African countries are led my leaders driven by greed attitude. They tend to impose themselves as life presidents and in the process they loot public coffers. The people retaliate back by uprisings hence ending up blowing things out of proportion resulting to war. This makes people to run for their safety in the neighboring countries. Apart from conflict, another factor that triggered African people to migrate to other African countries is the economic reason. People were forced to move to other neighboring countries to seek employment. A country facing economic down turn forced her people to move so as get jobs in economically stable countries. To illustrate this, people moved from neighboring countries to go and work in farms, mining areas in South Africa so as to earn income. There was also this issue of demography that led people to migrate. Some African countries’ population was growing at a faster rate thus putting a lot of pressure on the available land resource prompting people to move to other regions to secure land Spellman (2008:100-105).

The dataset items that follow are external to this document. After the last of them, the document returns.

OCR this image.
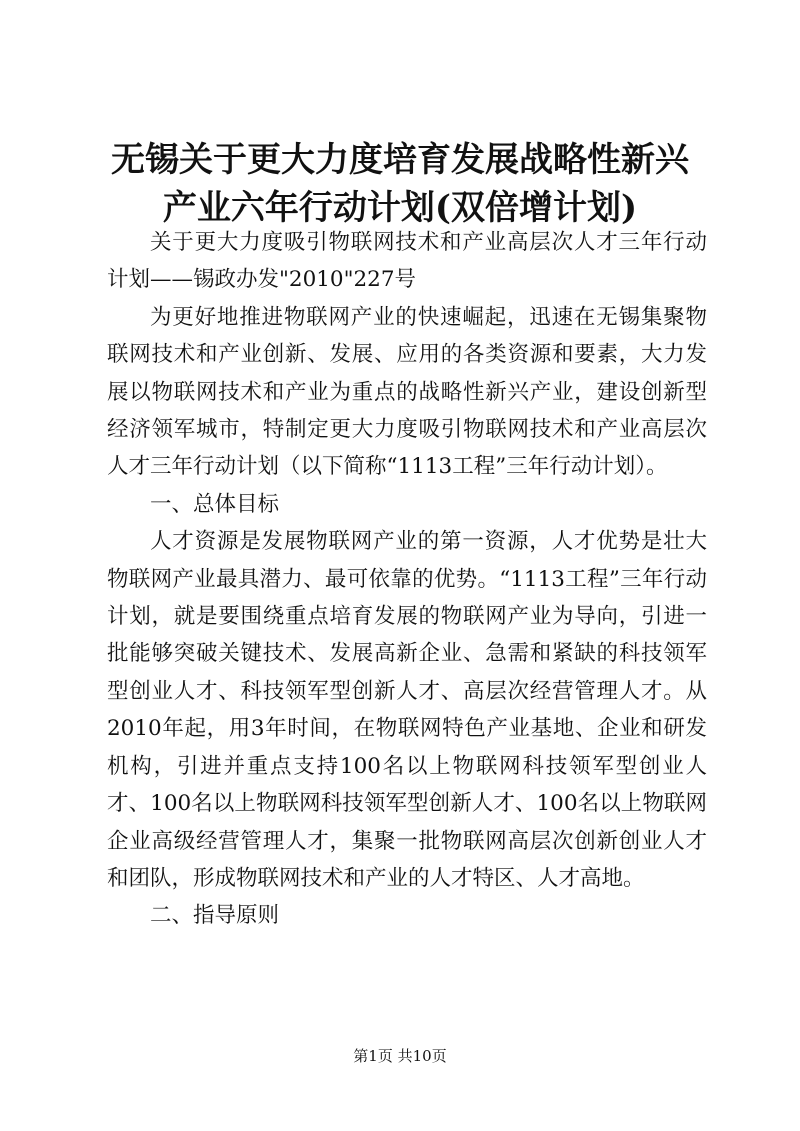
无锡关于更大力度培育发展战略性新兴产业六年行动计划(双倍增计划)

关于更大力度吸引物联网技术和产业高层次人才三年行动计划——锡政办发"2010"227号

为更好地推进物联网产业的快速崛起，迅速在无锡集聚物联网技术和产业创新、发展、应用的各类资源和要素，大力发展以物联网技术和产业为重点的战略性新兴产业，建设创新型经济领军城市，特制定更大力度吸引物联网技术和产业高层次人才三年行动计划（以下简称“1113工程”三年行动计划）。

一、总体目标

人才资源是发展物联网产业的第一资源，人才优势是壮大物联网产业最具潜力、最可依靠的优势。“1113工程”三年行动计划，就是要围绕重点培育发展的物联网产业为导向，引进一批能够突破关键技术、发展高新企业、急需和紧缺的科技领军型创业人才、科技领军型创新人才、高层次经营管理人才。从2010年起，用3年时间，在物联网特色产业基地、企业和研发机构，引进并重点支持100名以上物联网科技领军型创业人才、100名以上物联网科技领军型创新人才、100名以上物联网企业高级经营管理人才，集聚一批物联网高层次创新创业人才和团队，形成物联网技术和产业的人才特区、人才高地。

二、指导原则

第1页 共10页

Intercontinental migration of Africans can be explained by the accelerated globalization. The increase in the role of global capital did not improve the matters pertaining to average incomes but instead led to decrease in income for many people both in absolute and relative terms with respect to the rest of the world. The structural adjustment programs carried out by both the World Bank and the IMF did not bring about the expected stimulus in trade and industry sectors. Instead it resulted to the reduction of the middle class employment in the health, education and administrative sectors. Theses factors prompted people to migrate to Europe and Middle East hence coupled with cheap transport and communication that facilitated their movement, Castles & Miller (1993:156-157).The intercontinental migration of Africans involved poorly educated labor migrants and irregular migration. However most of the African people migrating to the developed countries are highly educated and the issue of utmost importance in African development is the brain drain. According to statistics taken in USA, African immigrants possess the highest average level of education among the immigrant groups in the America, Castles, & Miller (1993:156-157).

The African people entering the developed economies are attracted by non other than the good life as portrayed by the international media which does promise success basing on the individual merits. This is because their countries are characterized by patronage and corruptions hence they don’t offer any good promise in the near future as in their host country, Rose (1987:24-26).


  • August, M and Rudwick, E. Black History. Urbana: University of Illinois Press, 1986.
  • Rose, W. Slavery and Migration. New York: Oxford University Press, 1987.
  • Irwin, G. Africans Abroad: a Documentary History of the Black Diaspora in Asia, Latin America, and the Caribbean during the Age of Slavery. New York: Columbia University Press, 1977.
  • Spellman, W. Uncertain Identity: International Migration since 1945.Chicago: Chicago University Press Castles, 2008.
  • Castles, S. & Miller, M. J. The Age of Migration: International Population Movements in the Modern World. New York: The Guilford Press, 1993.
  • Hatton T and Jeffrey G. The Age of Mass Migration: Causes and Impact. New York: Oxford University Press, 1998.